Fairview's Weinberg - the hard money lender, has become "increasingly selective with borrowers and deals," requiring flippers cough up a 40% down payment on a house. That said, he's competing with lenders who are handing out loans like mardi gras beads - with rehab costs included and a tiny (or no) down payment. Flippers can "can go in with no money, his pockets just blowing in the breeze," said Weinberg, adding "The lenders are going to be left holding the bag."

Bay Area software engineer Bryan Pham has also been flipping houses on the side - purchasing four during the slowdown. After last year's downturn, he paid $47,000 extra in loan extensions so that he could pull three homes off the market in the hopes of a housing pickup down the road. He thinks he'll take a $50,000 loss on one home he had listed for $1.1 million and took a month to go under contract.

"I’ve seen people make foolish decisions in the past and still make money," says Pham. "Now you have to be conservative."

Sean Pan, the aerospace engineer is pressing on - and has even started a blog and podcast about flipping homes. He plans to quit his job and focus on flipping full time. He says his biggest lesson came last year after trying to flip a home in Sunnyvale, California.

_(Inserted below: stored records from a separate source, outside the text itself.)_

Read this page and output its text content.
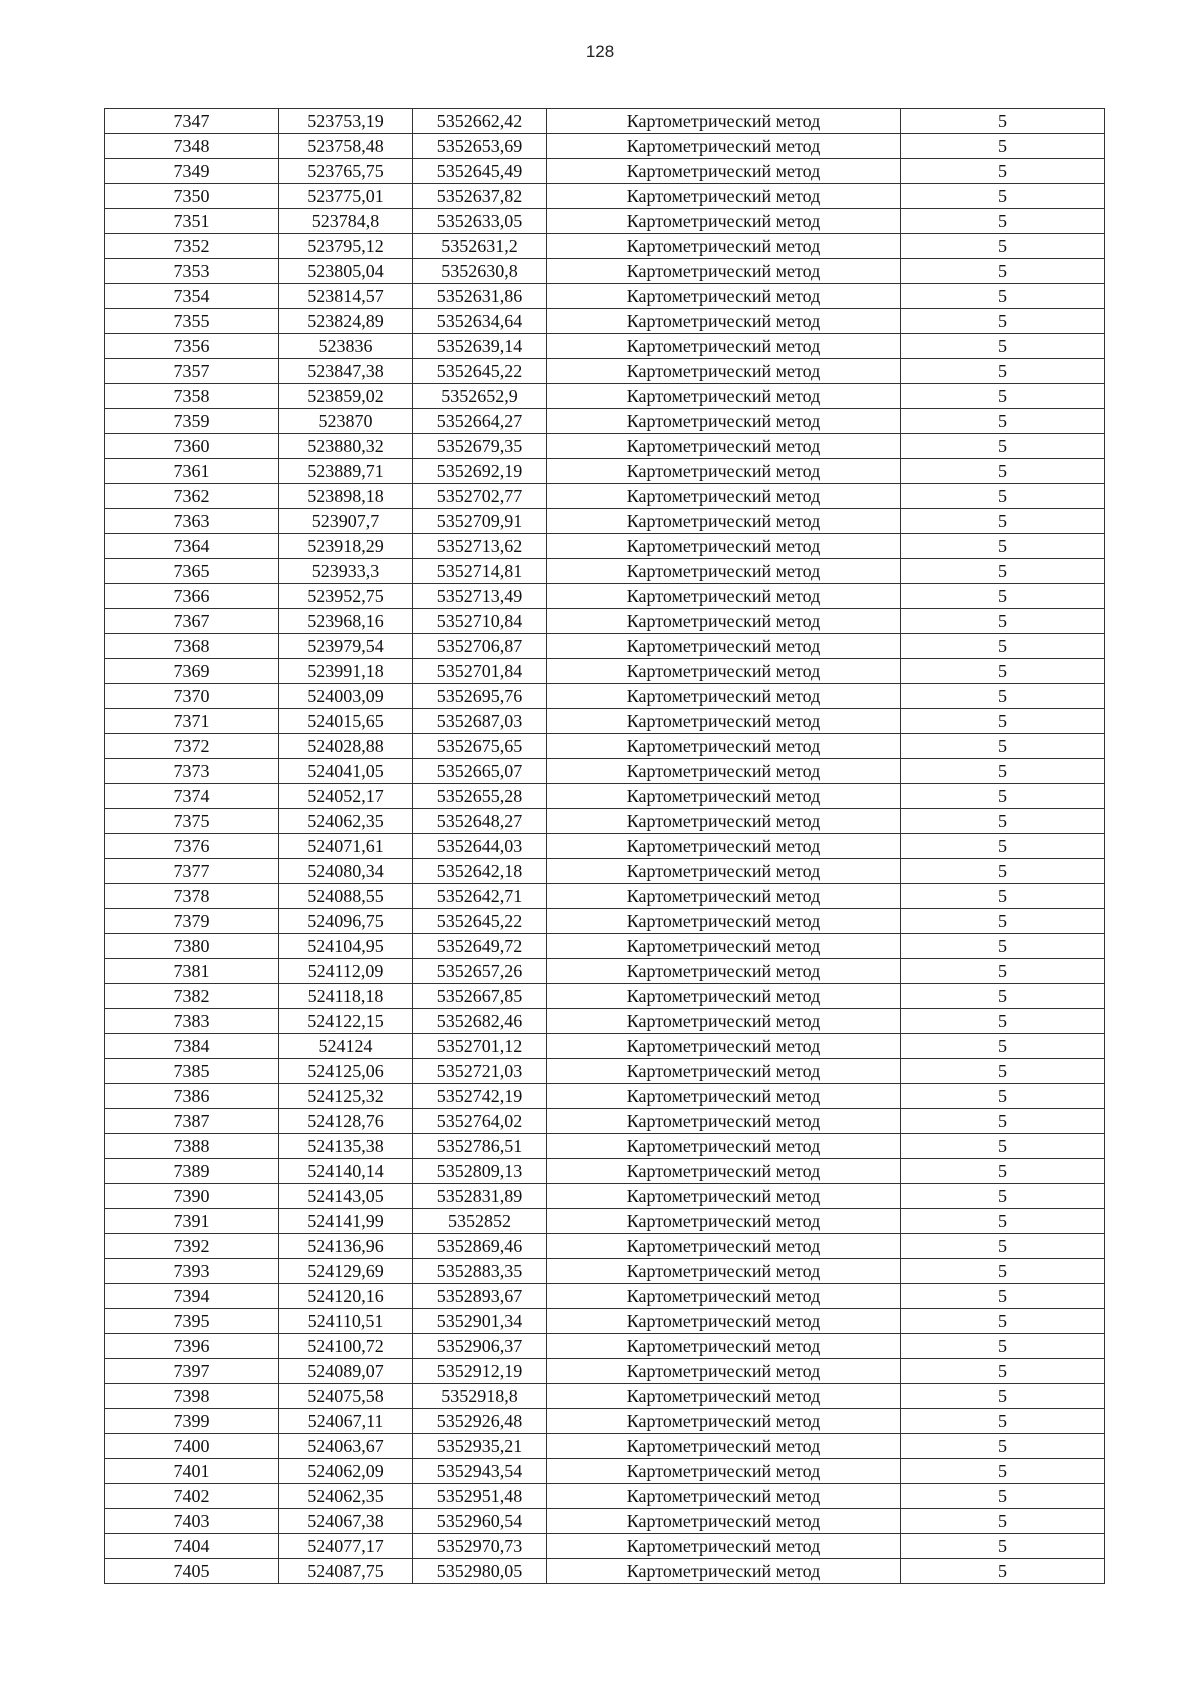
128
7347	523753,19	5352662,42	Картометрический метод	5
7348	523758,48	5352653,69	Картометрический метод	5
7349	523765,75	5352645,49	Картометрический метод	5
7350	523775,01	5352637,82	Картометрический метод	5
7351	523784,8	5352633,05	Картометрический метод	5
7352	523795,12	5352631,2	Картометрический метод	5
7353	523805,04	5352630,8	Картометрический метод	5
7354	523814,57	5352631,86	Картометрический метод	5
7355	523824,89	5352634,64	Картометрический метод	5
7356	523836	5352639,14	Картометрический метод	5
7357	523847,38	5352645,22	Картометрический метод	5
7358	523859,02	5352652,9	Картометрический метод	5
7359	523870	5352664,27	Картометрический метод	5
7360	523880,32	5352679,35	Картометрический метод	5
7361	523889,71	5352692,19	Картометрический метод	5
7362	523898,18	5352702,77	Картометрический метод	5
7363	523907,7	5352709,91	Картометрический метод	5
7364	523918,29	5352713,62	Картометрический метод	5
7365	523933,3	5352714,81	Картометрический метод	5
7366	523952,75	5352713,49	Картометрический метод	5
7367	523968,16	5352710,84	Картометрический метод	5
7368	523979,54	5352706,87	Картометрический метод	5
7369	523991,18	5352701,84	Картометрический метод	5
7370	524003,09	5352695,76	Картометрический метод	5
7371	524015,65	5352687,03	Картометрический метод	5
7372	524028,88	5352675,65	Картометрический метод	5
7373	524041,05	5352665,07	Картометрический метод	5
7374	524052,17	5352655,28	Картометрический метод	5
7375	524062,35	5352648,27	Картометрический метод	5
7376	524071,61	5352644,03	Картометрический метод	5
7377	524080,34	5352642,18	Картометрический метод	5
7378	524088,55	5352642,71	Картометрический метод	5
7379	524096,75	5352645,22	Картометрический метод	5
7380	524104,95	5352649,72	Картометрический метод	5
7381	524112,09	5352657,26	Картометрический метод	5
7382	524118,18	5352667,85	Картометрический метод	5
7383	524122,15	5352682,46	Картометрический метод	5
7384	524124	5352701,12	Картометрический метод	5
7385	524125,06	5352721,03	Картометрический метод	5
7386	524125,32	5352742,19	Картометрический метод	5
7387	524128,76	5352764,02	Картометрический метод	5
7388	524135,38	5352786,51	Картометрический метод	5
7389	524140,14	5352809,13	Картометрический метод	5
7390	524143,05	5352831,89	Картометрический метод	5
7391	524141,99	5352852	Картометрический метод	5
7392	524136,96	5352869,46	Картометрический метод	5
7393	524129,69	5352883,35	Картометрический метод	5
7394	524120,16	5352893,67	Картометрический метод	5
7395	524110,51	5352901,34	Картометрический метод	5
7396	524100,72	5352906,37	Картометрический метод	5
7397	524089,07	5352912,19	Картометрический метод	5
7398	524075,58	5352918,8	Картометрический метод	5
7399	524067,11	5352926,48	Картометрический метод	5
7400	524063,67	5352935,21	Картометрический метод	5
7401	524062,09	5352943,54	Картометрический метод	5
7402	524062,35	5352951,48	Картометрический метод	5
7403	524067,38	5352960,54	Картометрический метод	5
7404	524077,17	5352970,73	Картометрический метод	5
7405	524087,75	5352980,05	Картометрический метод	5
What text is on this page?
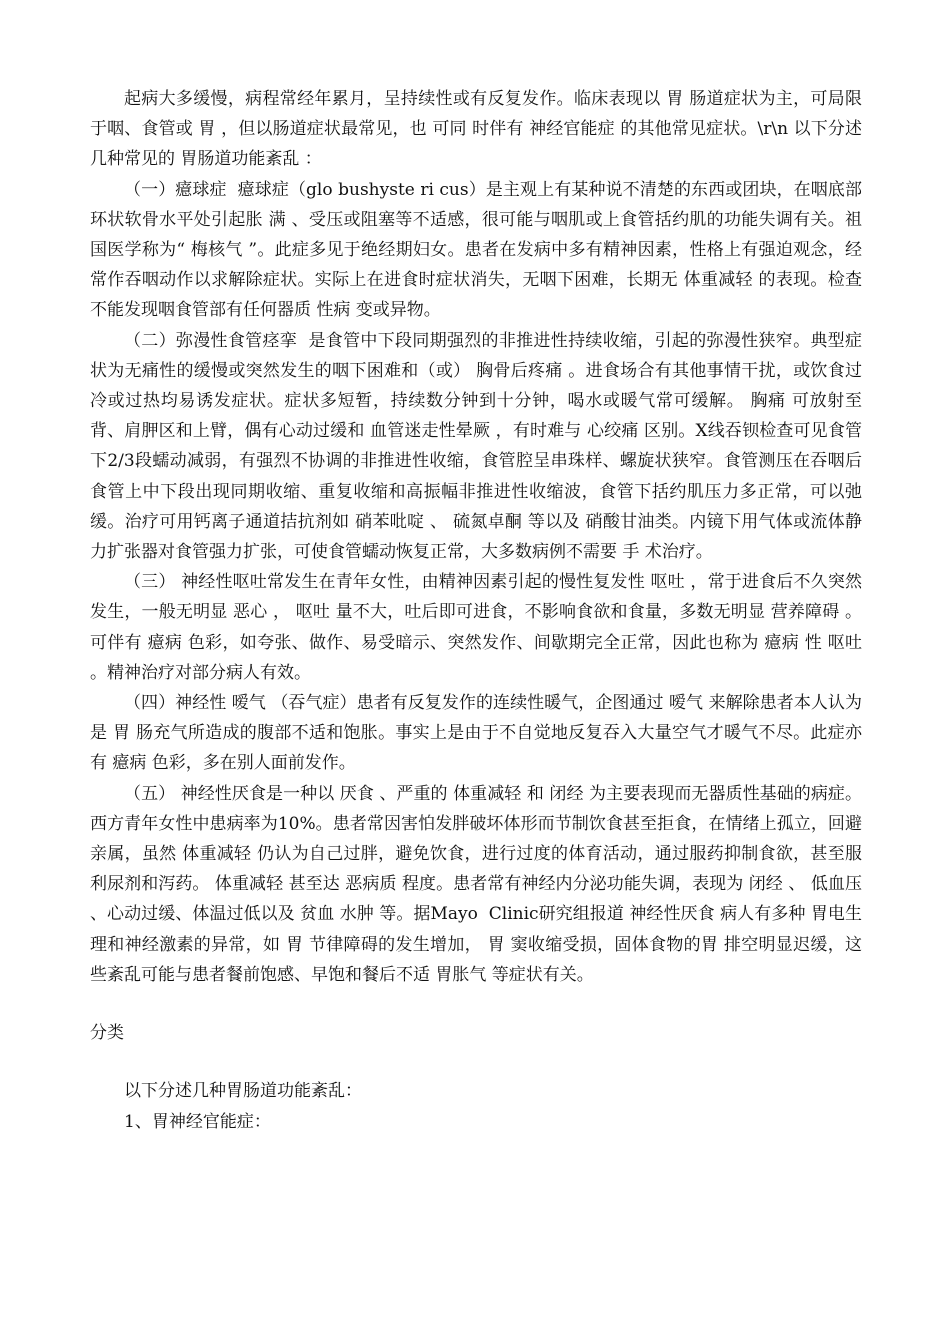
起病大多缓慢，病程常经年累月，呈持续性或有反复发作。临床表现以 胃 肠道症状为主，可局限于咽、食管或 胃 ，但以肠道症状最常见，也 可同 时伴有 神经官能症 的其他常见症状。\r\n 以下分述几种常见的 胃肠道功能紊乱 ：

（一）癔球症  癔球症（glo bushyste ri cus）是主观上有某种说不清楚的东西或团块，在咽底部环状软骨水平处引起胀 满 、受压或阻塞等不适感，很可能与咽肌或上食管括约肌的功能失调有关。祖国医学称为“ 梅核气 ”。此症多见于绝经期妇女。患者在发病中多有精神因素，性格上有强迫观念，经常作吞咽动作以求解除症状。实际上在进食时症状消失，无咽下困难，长期无 体重减轻 的表现。检查不能发现咽食管部有任何器质 性病 变或异物。

（二）弥漫性食管痉挛  是食管中下段同期强烈的非推进性持续收缩，引起的弥漫性狭窄。典型症状为无痛性的缓慢或突然发生的咽下困难和（或） 胸骨后疼痛 。进食场合有其他事情干扰，或饮食过冷或过热均易诱发症状。症状多短暂，持续数分钟到十分钟，喝水或暖气常可缓解。 胸痛 可放射至背、肩胛区和上臂，偶有心动过缓和 血管迷走性晕厥 ，有时难与 心绞痛 区别。X线吞钡检查可见食管下2/3段蠕动减弱，有强烈不协调的非推进性收缩，食管腔呈串珠样、螺旋状狭窄。食管测压在吞咽后食管上中下段出现同期收缩、重复收缩和高振幅非推进性收缩波，食管下括约肌压力多正常，可以弛缓。治疗可用钙离子通道拮抗剂如 硝苯吡啶 、 硫氮卓酮 等以及 硝酸甘油类。内镜下用气体或流体静力扩张器对食管强力扩张，可使食管蠕动恢复正常，大多数病例不需要 手 术治疗。

（三） 神经性呕吐常发生在青年女性，由精神因素引起的慢性复发性 呕吐 ，常于进食后不久突然发生，一般无明显 恶心 ， 呕吐 量不大，吐后即可进食，不影响食欲和食量，多数无明显 营养障碍 。可伴有 癔病 色彩，如夸张、做作、易受暗示、突然发作、间歇期完全正常，因此也称为 癔病 性 呕吐 。精神治疗对部分病人有效。

（四）神经性 嗳气 （吞气症）患者有反复发作的连续性暖气，企图通过 嗳气 来解除患者本人认为是 胃 肠充气所造成的腹部不适和饱胀。事实上是由于不自觉地反复吞入大量空气才暖气不尽。此症亦有 癔病 色彩，多在别人面前发作。

（五） 神经性厌食是一种以 厌食 、严重的 体重减轻 和 闭经 为主要表现而无器质性基础的病症。西方青年女性中患病率为10%。患者常因害怕发胖破坏体形而节制饮食甚至拒食，在情绪上孤立，回避亲属，虽然 体重减轻 仍认为自己过胖，避免饮食，进行过度的体育活动，通过服药抑制食欲，甚至服利尿剂和泻药。 体重减轻 甚至达 恶病质 程度。患者常有神经内分泌功能失调，表现为 闭经 、 低血压 、心动过缓、体温过低以及 贫血 水肿 等。据Mayo  Clinic研究组报道 神经性厌食 病人有多种 胃电生理和神经激素的异常，如 胃 节律障碍的发生增加， 胃 窦收缩受损，固体食物的胃 排空明显迟缓，这些紊乱可能与患者餐前饱感、早饱和餐后不适 胃胀气 等症状有关。

分类

以下分述几种胃肠道功能紊乱：

1、胃神经官能症：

He thought he got a “sweet deal,” negotiating the $2 million asking price down to less than $1.8 million. He and his partners decided to go all out on the remodel. The project took longer than expected, and then the market went soft.

Pan couldn’t afford to wait for a rebound. The holding costs alone for three properties he was trying to dump totaled $30,000 a month. The home sold for less than $1.7 million, or more than $80,000 below what he paid for it. -Bloomberg

"When you buy these houses, you never think you’ll lose money," said Pan. "I fixed it up. It should be worth more, but things change."